Just when he thought his week couldn't get worse, losing GOP presidential nominee Mitt Romney has begun losing Facebook friends by the score. The Washington Post noticed this sad capper on the former Massachusetts governor's lousy week and took the time to track the rate of loss:
Refresh the page – 12.08 million. Refresh again – 15 less. It would seem the defeated presidential candidate faces a problem unique to the social media age: The race may be over, but on the Internet his bid for president remains as a frozen digital relic.
Then again, as WaPo blogger Caitlin Dewey notes, the Romney campaign basically gave up the social media ghost when it was clear the candidate had lost, with no updates to the Romney Twitter account since Election Day and only an image change on the Facebook page on Wednesday.

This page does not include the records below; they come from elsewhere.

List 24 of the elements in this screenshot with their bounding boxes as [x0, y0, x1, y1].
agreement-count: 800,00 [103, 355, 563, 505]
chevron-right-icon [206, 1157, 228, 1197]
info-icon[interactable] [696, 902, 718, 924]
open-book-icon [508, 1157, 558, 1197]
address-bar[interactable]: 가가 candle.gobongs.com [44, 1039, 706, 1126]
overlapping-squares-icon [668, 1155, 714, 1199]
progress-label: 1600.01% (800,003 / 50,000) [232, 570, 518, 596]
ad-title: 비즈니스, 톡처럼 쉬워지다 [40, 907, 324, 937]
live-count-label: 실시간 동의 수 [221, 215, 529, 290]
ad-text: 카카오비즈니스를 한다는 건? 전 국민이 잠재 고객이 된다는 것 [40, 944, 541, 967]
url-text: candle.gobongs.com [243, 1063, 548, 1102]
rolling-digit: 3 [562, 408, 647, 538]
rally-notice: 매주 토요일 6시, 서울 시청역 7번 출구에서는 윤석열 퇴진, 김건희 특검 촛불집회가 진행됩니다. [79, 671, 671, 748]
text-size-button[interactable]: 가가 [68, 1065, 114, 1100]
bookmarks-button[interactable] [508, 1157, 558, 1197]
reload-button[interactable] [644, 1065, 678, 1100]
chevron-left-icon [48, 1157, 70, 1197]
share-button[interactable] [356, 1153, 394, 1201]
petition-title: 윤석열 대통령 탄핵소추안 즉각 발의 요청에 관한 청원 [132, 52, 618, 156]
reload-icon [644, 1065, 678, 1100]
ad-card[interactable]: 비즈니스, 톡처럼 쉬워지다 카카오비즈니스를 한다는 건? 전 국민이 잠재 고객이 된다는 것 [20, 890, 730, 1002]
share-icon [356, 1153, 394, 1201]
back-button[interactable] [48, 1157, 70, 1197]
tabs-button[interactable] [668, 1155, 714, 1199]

Political pundits might find such social media shifts educational. They could indicate both how much the electorate really liked the candidate--maybe not much, in this case--and who they think is on the rise. The Post notes Florida Senator Marco Rubio has seen "a modest jump" in Facebook friends since Tuesday.
Betabeat tested the Post's assertion about Gov. Romney's follower loss and watched his Facebook "likes" diminish by 20 in just five minutes. His Twitter account was in flux, losing about 15 followers in the same amount of time, only to gain ten more moments later.
This may be the way things truly end now, not with a bang, but with a thousand unfollows.